« Le biométhane issu de la méthanisation permet d’augmenter notre souveraineté énergétique »

« Le biométhane issu de la méthanisation permet d’augmenter notre souveraineté énergétique »

Nouvel acteur de l’économie circulaire dans les territoires, Sublime Energie est une société à mission et spin – off de MINES ParisTech – PSL , dont l’objectif est de décarboner la mobilité tout en offrant de nouvelles sources de revenus aux agriculteurs. Grâce à sa technologie de liquéfaction du biogaz issu des méthaniseurs, la start – up deeptech se fixe comme objectif de démocratiser la méthanisation en milieu diffus, et ainsi d’ augmenter la taille du gisement de biomasse méthanisable, tout en réduisant les coûts de la filière de production de bioGNV et de biométhane.

Entretien avec Bruno Adhémar, président de Sublime Energie.

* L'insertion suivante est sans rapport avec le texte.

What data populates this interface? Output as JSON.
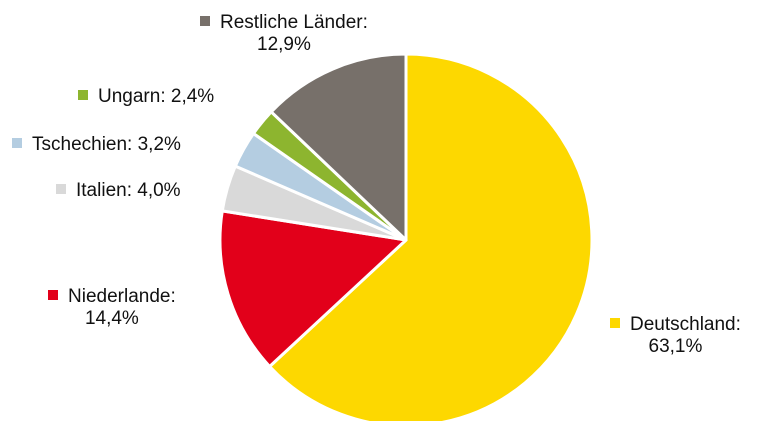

Pouvez-vous expliquer concrètement comment fonctionne la technologie de liquéfaction du biogaz issue des méthaniseurs ?

Le biogaz qui sort d’un méthaniseur est essentiellement composé de méthane (CH4) et de dioxyde de carbone (CO2). Sa liquéfaction était jusque-là considérée comme impossible car lorsqu’on refroidit ce mélange le CO2 se transforme en neige carbonique solide, empêchant tout transvasement.

Pour contourner ce problème, nous utilisons un troisième élément, un agent de portage, qui une fois mélangé au biogaz permet au mélange d’être liquide dans des conditions de pression et température compatibles avec une exploitation commerciale.

La liquéfaction du biogaz permet de réduire considérablement son volume et donc de réduire les coûts de transport et de traitement, qui sont mutualisés dans un hub.

Est-ce difficile de convaincre les exploitations éloignées des réseaux gaziers de passer à la méthanisation ?

Les exploitations agricoles qui sont trop éloignées des réseaux gaziers n’avaient que deux alternatives: la cogénération et la méthanisation territoriale valorisée en injection dans les réseaux gaziers.

La cogénération, par sa simplicité, a été une technologie très intéressante pour lancer la filière méthanisation, pour autant, son impact sur la décarbonation de notre mix énergétique est négligeable et sa rentabilité dépend beaucoup de la capacité souvent limitée à valoriser la chaleur générée.

La méthanisation territoriale nécessite le regroupement de plusieurs dizaines agriculteurs pour créer un gros méthaniseur commun vers lequel une noria de camions devra transporter les intrants malodorants, suscitant de plus en plus d’oppositions et de recours, ce qui compromet les projets.

Notre solution de collecte de biogaz ouvre une troisième voie, qui apparaît auprès de nos interlocuteurs comme le chaînon manquant pour se lancer dans la petite méthanisation à la ferme.

Certains projets abandonnés pour cause de rentabilité insuffisante, sont aujourd’hui réactivés grâce à à notre concept. Elle contribue à démocratiser la méthanisation en milieux diffus, et donc à accroître la taille du gisement de biomasse méthanisable tout en abaissant les coûts de la filière.

A terme, en France, peut-on imaginer une souveraineté énergétique des territoires ruraux ?

Le biométhane issu de la méthanisation lorsqu’il est utilisé en substitution des énergies fossiles permet d’augmenter notre souveraineté énergétique et de maximiser la réduction des émissions de GES.

C’est pour cela que nous privilégions son usage sous forme de carburant (bioGNV), en particulier, mais pas exclusivement, à destination des véhicules lourds (camions, bateaux…) qui n’ont pas d’alternative décarbonée à coût raisonnable et à court terme.

La consommation d’énergie fossile en France est d’environ 1 000 TWh par an. Selon une étude de l’ADEME, la méthanisation pourrait répondre entre 15 et 30% à cette demande.

Il faudra donc s’appuyer aussi sur d’autres moyens, en commençant par la sobriété énergétique. D’autres technologies vont contribuer à la fabrication de biométhane telle que la pyrogazéification qui n’entre pas en compétition avec la méthanisation dans la mesure où elle traite de la biomasse ligneuse (bois…) tout en offrant un ancrage dans les territoires ruraux.

Le power to gas semble également une piste intéressante lorsqu’il est utilisé avec une l’électricité décarbonée et excédentaire.